From the Director of Photon Science: Photon Science at SLAC—A Vision for the Future and First Steps
SLAC's transition to a true multi-program laboratory progresses at a very rapid pace. The remarkable success of the Linac Coherent Light Source and the discoveries that it will enable, the prolific delivery of science from the Stanford Synchrotron Radiation Lightsource and its impact on energy-relevant problems, and the seminal results coming from the Fermi Gamma-ray Space Telescope and the focus of the Particle Physics and Astrophysics Directorate in leading a diverse set of new experiments seeking to understand dark energy and dark matter, all provide very strong and positive evidence of SLAC's diversification and evolution in mission. At the core of this change, the new Accelerator Directorate is delivering excellence in support of accelerator operations coupled with advanced accelerator R&D. This is all being strongly facilitated by the progress in operations excellence in important areas of mission support.
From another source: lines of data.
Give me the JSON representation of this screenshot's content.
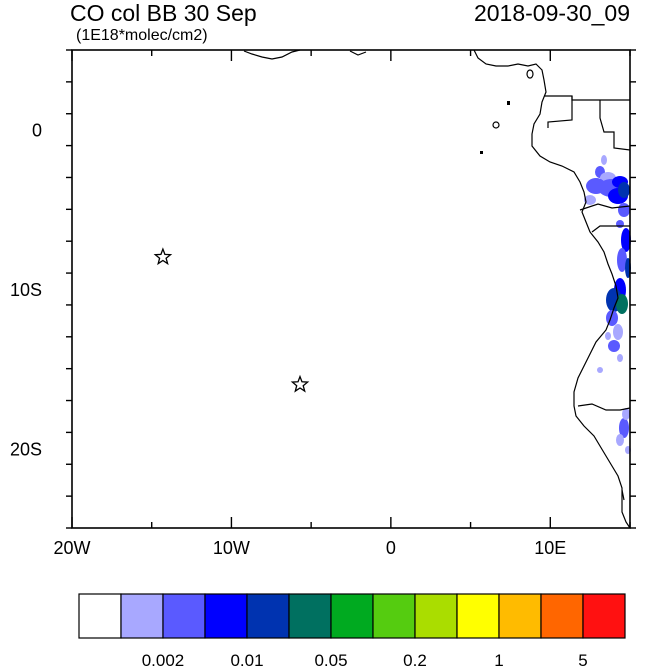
{
  "title": {
    "left": "CO col BB 30 Sep",
    "right": "2018-09-30_09",
    "units": "(1E18*molec/cm2)"
  },
  "axes": {
    "lon_range": [
      -20,
      15
    ],
    "lat_range": [
      -25,
      5
    ],
    "x_ticks": [
      {
        "value": -20,
        "label": "20W"
      },
      {
        "value": -10,
        "label": "10W"
      },
      {
        "value": 0,
        "label": "0"
      },
      {
        "value": 10,
        "label": "10E"
      }
    ],
    "y_ticks": [
      {
        "value": 0,
        "label": "0"
      },
      {
        "value": -10,
        "label": "10S"
      },
      {
        "value": -20,
        "label": "20S"
      }
    ]
  },
  "markers": [
    {
      "name": "star-marker-1",
      "lon": -14.3,
      "lat": -8.0
    },
    {
      "name": "star-marker-2",
      "lon": -5.7,
      "lat": -16.0
    }
  ],
  "colorbar": {
    "colors": [
      "#ffffff",
      "#a8a8ff",
      "#5a5aff",
      "#0000ff",
      "#0033b0",
      "#007060",
      "#00aa20",
      "#55cc10",
      "#aadd00",
      "#ffff00",
      "#ffbb00",
      "#ff6600",
      "#ff1111"
    ],
    "labels": [
      {
        "after_box": 2,
        "text": "0.002"
      },
      {
        "after_box": 4,
        "text": "0.01"
      },
      {
        "after_box": 6,
        "text": "0.05"
      },
      {
        "after_box": 8,
        "text": "0.2"
      },
      {
        "after_box": 10,
        "text": "1"
      },
      {
        "after_box": 12,
        "text": "5"
      }
    ]
  },
  "plume_colors": {
    "light": "#a8a8ff",
    "medium": "#5a5aff",
    "blue": "#0000ff",
    "dark": "#0033b0",
    "teal": "#007060"
  }
}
So what about Photon Science at SLAC? In the words of SLAC Director Persis Drell, "To achieve its goal as a leading, internationally competitive laboratory in photon science, SLAC must strongly grow its portfolio of science performed at the laboratory, delivering on SLAC and Department of Energy mission needs and helping drive excellence in our scientific user facilities." The Photon Science Directorate is in the vanguard of delivering on this goal.
In the Photon Science Directorate, we perform excellent science in selected research areas, currently primarily aligned with DOE Basic Energy Science mission needs and often using and helping drive the experimental capabilities of LCLS and SSRL. However, we have a relatively modest portfolio of science performed at the lab, or "performing science," and scientific workforce, with an annual operating budget of less than $20M. Growing this performing science portfolio is an objective of SLAC and indeed Persis has set a goal of increasing it by about $100M (more than a factor of five-fold) by the end of the decade. At this week's annual review of SLAC's plans for the upcoming years, DOE reacted very positively to this aspiration.
Achieving this goal will be challenging and will require an organization well positioned for managing expansion, very careful strategic planning, targeted hiring of scientific talent and new space for experimental science at SLAC. SLAC and Photon Science leadership believed that the current organization of the Photon Science Directorate with the SIMES and PULSE joint institutes was too constraining to accomplish the objectives needed to achieve the target future growth. Further, the existing structure does not offer optimal alignment with current and especially future stakeholder interests.
After considerable discussion internally, with DOE, and review by Stanford's Scientific Policy Committee in May, we will reorganize the SLAC Photon Science Directorate into a new divisional structure. Initially, there will be two divisions—Chemical Sciences and Material Sciences. Our transition into this new structure is already underway and will be complete by the end of this fiscal year. The new divisional structure offers a natural way to align our current science portfolio in PULSE and SIMES with the Divisions of Materials Sciences and Engineering and Division of Chemical Sciences, Geosciences and Biosciences at DOE-BES.
Further, the divisional structure provides the framework for future diversification and growth in new directions. We see opportunities for expansion that could bring new DOE-funded research to SLAC, especially in the areas biosciences, advanced scientific computing and fusion energy sciences. Along with this will come increased opportunities for funding from other agencies such as the National Institutes of Health and National Science Foundation, which will further enhance core research capabilities that we have chosen to develop. We will retain the institutes/centers to focus in selected areas where a coherent approach enhances cross-disciplinary science and further strengthens and develops our connections to departments and research on the main Stanford campus. In a future SLAC Today article, I will describe the new organizational structure and associated organizational chart, the context of the institutes, and more specific plans for future development.
The words of physicist Robert Oppenheimer offer an inspiration for Photon Science in the future, "See things not as they are, but as they might be." We can capitalize on remarkable opportunities at SLAC, in strong partnership with Stanford and our other national laboratory and university partners, to develop a competitive performing research portfolio, delivering solutions in areas of some of the nation's most pressing problems in energy, the environment and human health.